The next day we both had our own solo performances on various different stages. Jake watched our set, and we got to watch his set. During his set, there was no more of the old Jake jumping around trying to play super fast! What we, Richard, Ululani, Led and Sharon Kaapana, Nancy and I, all witnessed was the seasoned, sophisticated Jake who has been playing 6-7 months on the road all year round for the past 7 years. He was very gracious and humble and thanked us Masters of Hawaiian Music, Richard, Led and myself for leading the way and mentoring him over the years. His set was well diversified between his solos and covers of other top 40 hit songs (all instrumental) done on his Kamaka ukulele. His introductions to his songs were meaningful and his playing soulful, interesting and deliberate! He had both us “masters” as well as the entire audience mesmerized and eating from the tips of his Uke fingers . I thought to myself: here is a son of Hawaii, passing on the Aloha Spirit though his fingers, sharing local style Hawaiian values and thoughts and here is a true master of the Hawaiian Ukulele; a true ambassador of Hawaii and of our Hawaiian music.

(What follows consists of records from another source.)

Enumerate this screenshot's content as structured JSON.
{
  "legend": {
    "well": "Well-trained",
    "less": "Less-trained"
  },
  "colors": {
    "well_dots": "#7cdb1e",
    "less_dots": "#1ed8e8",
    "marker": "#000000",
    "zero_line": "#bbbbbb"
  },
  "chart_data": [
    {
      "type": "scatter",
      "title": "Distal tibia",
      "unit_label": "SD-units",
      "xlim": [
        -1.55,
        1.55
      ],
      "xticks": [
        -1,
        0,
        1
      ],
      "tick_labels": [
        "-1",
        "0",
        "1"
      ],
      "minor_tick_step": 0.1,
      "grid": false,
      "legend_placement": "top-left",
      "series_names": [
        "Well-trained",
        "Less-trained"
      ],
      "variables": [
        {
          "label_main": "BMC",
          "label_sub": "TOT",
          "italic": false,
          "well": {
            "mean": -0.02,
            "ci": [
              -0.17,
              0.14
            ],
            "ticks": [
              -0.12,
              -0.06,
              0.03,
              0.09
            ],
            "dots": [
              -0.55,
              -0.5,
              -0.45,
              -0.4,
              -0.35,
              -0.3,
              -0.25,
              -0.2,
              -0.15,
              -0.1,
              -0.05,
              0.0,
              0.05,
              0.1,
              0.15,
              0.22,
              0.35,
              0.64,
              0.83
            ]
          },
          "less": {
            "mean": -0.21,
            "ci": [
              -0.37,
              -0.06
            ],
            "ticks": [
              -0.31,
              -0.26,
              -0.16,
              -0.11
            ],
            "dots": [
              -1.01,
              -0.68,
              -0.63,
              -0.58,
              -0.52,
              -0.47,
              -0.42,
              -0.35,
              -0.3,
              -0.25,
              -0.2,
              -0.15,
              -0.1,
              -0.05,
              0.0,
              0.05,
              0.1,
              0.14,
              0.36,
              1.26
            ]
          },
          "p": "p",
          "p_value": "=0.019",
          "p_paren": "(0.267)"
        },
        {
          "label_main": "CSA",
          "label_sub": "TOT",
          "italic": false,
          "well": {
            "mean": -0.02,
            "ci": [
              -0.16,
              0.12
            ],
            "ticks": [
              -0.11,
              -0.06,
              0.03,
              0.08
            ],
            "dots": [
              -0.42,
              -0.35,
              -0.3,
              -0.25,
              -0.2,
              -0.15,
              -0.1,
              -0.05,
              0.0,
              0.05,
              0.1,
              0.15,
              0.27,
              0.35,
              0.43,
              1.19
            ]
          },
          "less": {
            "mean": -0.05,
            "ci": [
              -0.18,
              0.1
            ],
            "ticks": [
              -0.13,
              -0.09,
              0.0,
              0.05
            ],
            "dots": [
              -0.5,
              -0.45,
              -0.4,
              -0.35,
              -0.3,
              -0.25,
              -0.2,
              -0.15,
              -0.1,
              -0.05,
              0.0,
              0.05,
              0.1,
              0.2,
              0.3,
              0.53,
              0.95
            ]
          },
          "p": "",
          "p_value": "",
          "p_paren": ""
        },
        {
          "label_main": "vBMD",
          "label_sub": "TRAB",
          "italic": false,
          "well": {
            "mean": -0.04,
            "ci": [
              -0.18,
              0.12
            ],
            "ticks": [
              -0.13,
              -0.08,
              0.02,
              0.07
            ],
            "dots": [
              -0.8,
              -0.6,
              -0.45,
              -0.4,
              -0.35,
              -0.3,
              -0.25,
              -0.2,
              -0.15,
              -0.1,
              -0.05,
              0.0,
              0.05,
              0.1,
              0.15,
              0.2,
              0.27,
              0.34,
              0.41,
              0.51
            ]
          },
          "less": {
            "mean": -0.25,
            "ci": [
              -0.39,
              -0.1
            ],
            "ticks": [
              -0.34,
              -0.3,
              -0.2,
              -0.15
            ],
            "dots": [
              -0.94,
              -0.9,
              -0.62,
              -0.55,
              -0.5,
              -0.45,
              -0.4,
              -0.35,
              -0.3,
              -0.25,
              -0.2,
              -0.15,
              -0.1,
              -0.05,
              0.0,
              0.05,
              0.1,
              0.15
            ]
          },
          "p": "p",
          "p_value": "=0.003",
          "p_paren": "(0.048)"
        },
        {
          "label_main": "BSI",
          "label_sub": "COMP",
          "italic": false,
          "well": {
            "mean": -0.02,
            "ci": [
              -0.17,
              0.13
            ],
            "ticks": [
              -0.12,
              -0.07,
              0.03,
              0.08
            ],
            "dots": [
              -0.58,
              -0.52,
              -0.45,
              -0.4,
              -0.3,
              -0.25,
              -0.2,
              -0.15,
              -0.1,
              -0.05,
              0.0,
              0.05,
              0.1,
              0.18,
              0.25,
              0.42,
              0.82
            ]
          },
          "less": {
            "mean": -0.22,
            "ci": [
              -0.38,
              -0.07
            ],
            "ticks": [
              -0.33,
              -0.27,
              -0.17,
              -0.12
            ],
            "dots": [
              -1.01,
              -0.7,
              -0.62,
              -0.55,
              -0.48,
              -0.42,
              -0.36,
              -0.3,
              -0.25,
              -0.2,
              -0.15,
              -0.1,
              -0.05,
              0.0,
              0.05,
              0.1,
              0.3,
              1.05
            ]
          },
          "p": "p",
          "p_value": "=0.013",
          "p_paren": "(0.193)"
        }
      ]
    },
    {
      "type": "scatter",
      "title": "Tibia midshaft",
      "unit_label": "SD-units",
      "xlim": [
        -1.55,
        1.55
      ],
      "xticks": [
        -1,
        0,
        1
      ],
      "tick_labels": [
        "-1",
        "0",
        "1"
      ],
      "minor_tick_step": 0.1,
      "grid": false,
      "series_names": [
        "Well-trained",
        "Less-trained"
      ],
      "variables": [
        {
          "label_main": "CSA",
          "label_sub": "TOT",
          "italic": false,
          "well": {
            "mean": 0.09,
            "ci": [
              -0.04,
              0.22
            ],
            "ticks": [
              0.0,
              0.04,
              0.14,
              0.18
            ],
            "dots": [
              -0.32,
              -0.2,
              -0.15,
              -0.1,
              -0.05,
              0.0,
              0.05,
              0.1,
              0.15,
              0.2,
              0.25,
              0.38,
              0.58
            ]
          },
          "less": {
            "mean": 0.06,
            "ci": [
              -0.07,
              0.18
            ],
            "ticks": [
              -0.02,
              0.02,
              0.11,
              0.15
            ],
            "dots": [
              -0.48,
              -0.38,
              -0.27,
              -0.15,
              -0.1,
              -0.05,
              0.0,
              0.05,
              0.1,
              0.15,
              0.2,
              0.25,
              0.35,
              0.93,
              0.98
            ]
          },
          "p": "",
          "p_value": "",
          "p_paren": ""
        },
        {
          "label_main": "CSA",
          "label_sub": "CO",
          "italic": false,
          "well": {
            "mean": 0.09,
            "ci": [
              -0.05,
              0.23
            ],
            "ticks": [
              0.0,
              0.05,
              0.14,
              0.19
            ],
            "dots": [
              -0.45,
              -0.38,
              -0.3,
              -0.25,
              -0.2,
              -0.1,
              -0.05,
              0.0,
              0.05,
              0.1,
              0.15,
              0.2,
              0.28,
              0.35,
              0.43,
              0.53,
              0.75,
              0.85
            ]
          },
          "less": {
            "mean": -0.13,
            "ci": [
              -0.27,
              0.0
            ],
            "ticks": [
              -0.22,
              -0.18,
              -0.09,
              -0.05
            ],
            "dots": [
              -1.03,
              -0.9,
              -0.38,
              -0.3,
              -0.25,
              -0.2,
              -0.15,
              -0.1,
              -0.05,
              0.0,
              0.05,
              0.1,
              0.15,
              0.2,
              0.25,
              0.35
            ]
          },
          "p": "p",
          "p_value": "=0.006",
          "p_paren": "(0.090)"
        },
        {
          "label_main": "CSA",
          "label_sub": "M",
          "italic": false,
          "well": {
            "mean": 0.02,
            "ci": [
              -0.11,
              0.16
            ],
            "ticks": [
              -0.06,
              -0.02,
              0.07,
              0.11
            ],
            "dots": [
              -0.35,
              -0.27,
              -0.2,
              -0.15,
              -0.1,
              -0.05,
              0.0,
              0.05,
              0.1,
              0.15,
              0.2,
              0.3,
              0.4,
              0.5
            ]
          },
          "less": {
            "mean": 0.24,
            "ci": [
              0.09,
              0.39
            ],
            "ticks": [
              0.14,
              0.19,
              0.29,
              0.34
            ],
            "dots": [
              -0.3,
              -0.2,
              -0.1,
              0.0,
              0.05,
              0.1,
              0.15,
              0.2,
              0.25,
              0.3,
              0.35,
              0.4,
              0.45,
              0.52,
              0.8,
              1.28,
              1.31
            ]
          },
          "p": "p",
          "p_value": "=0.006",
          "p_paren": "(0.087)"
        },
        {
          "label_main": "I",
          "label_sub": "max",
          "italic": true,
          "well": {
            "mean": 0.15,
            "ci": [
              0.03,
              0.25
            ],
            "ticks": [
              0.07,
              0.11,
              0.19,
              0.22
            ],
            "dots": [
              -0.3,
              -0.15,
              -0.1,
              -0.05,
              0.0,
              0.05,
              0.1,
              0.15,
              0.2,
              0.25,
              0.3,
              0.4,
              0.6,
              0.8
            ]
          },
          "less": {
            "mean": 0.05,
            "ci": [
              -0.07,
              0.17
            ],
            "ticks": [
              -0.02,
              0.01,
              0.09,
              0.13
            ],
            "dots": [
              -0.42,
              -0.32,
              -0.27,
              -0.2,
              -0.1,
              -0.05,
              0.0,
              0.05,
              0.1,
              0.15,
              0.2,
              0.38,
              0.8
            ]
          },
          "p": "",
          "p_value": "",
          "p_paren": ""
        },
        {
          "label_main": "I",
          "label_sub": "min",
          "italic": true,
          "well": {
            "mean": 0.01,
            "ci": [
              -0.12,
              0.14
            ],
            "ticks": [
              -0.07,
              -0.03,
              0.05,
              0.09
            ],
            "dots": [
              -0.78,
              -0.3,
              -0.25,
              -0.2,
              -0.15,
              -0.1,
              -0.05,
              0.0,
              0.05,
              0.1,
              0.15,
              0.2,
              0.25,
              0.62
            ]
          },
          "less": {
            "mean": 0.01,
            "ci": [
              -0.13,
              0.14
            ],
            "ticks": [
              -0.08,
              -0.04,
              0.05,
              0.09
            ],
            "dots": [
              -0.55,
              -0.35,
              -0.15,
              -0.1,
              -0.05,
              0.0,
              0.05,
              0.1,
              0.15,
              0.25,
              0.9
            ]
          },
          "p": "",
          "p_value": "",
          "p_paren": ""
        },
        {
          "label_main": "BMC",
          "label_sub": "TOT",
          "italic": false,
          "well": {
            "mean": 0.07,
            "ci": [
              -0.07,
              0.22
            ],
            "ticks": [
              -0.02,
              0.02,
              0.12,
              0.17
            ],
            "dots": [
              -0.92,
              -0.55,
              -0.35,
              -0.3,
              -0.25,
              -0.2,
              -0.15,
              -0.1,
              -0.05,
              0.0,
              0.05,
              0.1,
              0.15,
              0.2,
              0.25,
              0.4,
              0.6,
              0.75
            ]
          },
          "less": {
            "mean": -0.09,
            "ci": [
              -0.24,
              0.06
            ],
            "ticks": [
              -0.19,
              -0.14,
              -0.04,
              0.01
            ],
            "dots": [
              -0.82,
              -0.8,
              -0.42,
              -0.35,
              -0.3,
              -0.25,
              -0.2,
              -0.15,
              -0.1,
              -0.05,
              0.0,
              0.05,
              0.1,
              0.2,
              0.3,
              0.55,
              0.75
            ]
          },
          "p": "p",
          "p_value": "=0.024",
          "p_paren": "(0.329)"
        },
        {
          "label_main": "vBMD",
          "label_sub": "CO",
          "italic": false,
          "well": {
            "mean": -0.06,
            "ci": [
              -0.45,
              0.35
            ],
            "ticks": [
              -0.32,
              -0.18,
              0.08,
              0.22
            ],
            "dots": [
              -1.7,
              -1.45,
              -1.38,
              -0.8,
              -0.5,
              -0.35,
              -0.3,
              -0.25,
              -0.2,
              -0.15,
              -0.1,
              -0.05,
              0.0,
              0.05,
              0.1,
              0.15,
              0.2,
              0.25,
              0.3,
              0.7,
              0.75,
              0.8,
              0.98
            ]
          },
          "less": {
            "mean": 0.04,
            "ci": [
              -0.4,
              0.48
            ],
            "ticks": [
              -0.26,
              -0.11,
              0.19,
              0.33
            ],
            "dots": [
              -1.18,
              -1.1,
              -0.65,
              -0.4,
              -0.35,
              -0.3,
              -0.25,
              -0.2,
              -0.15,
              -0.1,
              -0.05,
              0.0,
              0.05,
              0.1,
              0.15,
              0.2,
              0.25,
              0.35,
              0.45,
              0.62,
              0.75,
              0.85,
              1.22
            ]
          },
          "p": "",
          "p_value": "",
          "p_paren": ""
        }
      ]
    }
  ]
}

Except that it had his slant, Jake’s slant to it! His gestures and face expressions had meaning and added to his musicality, and his stories were really close to the heart and memorable. His music was beautiful as well as astonishing. Slow or fast, he played with intention to wow us. After his set he even offered to carry Ululani’s Eke (Bag) and Uncle Richard’s Ukulele. We were all charmed by Jake.

During his set, Jake told a childhood story about the Shirley Temple drink that he drank as a youngster. That tale introduced and flowed into his original “Me and Shirley T” evidently written about being a kid and drinking one-too-many (at the Pearl City Tavern). He also performed his own solo rendition of the classic “Hiilawe” and talked about this beautiful waterfall in Waipio Valley on the Island of Hawaii. Jake also used his 4 string ukulele to imitate the sounds of a 13 String Japanese Koto with “Sakura Sakura (Cherry Blossom)” that tied him to his Japanese heritage. His version of Brother IZ’s- “Somewhere over the Rainbow” medley proved that less is more when playing the uke and linked him back to his Oahu roots in Hawaii. He also did a song by Queen’s “Bohemian Rhapsody” as well as a few more of his originals and he did his entire version of George Harrison’s “While My Guitar Gently Weeps.”  He even used a few electronic toys to demonstrate the versatility of the Ukulele through looping, various synthesizer effects and he even some heavy effects rock ‘n’ roll without denting the integrity of the Ukulele. He gave credit to the Kamaka family who made his Ukulele.

Jake was fantastic on stage as well as off stage! This prompted Nancy and I to talk about him, his family and the possibility of bringing him to Napili for a two day Wednesday/Thursday show with his family and hosting them at the farm. We’ll see!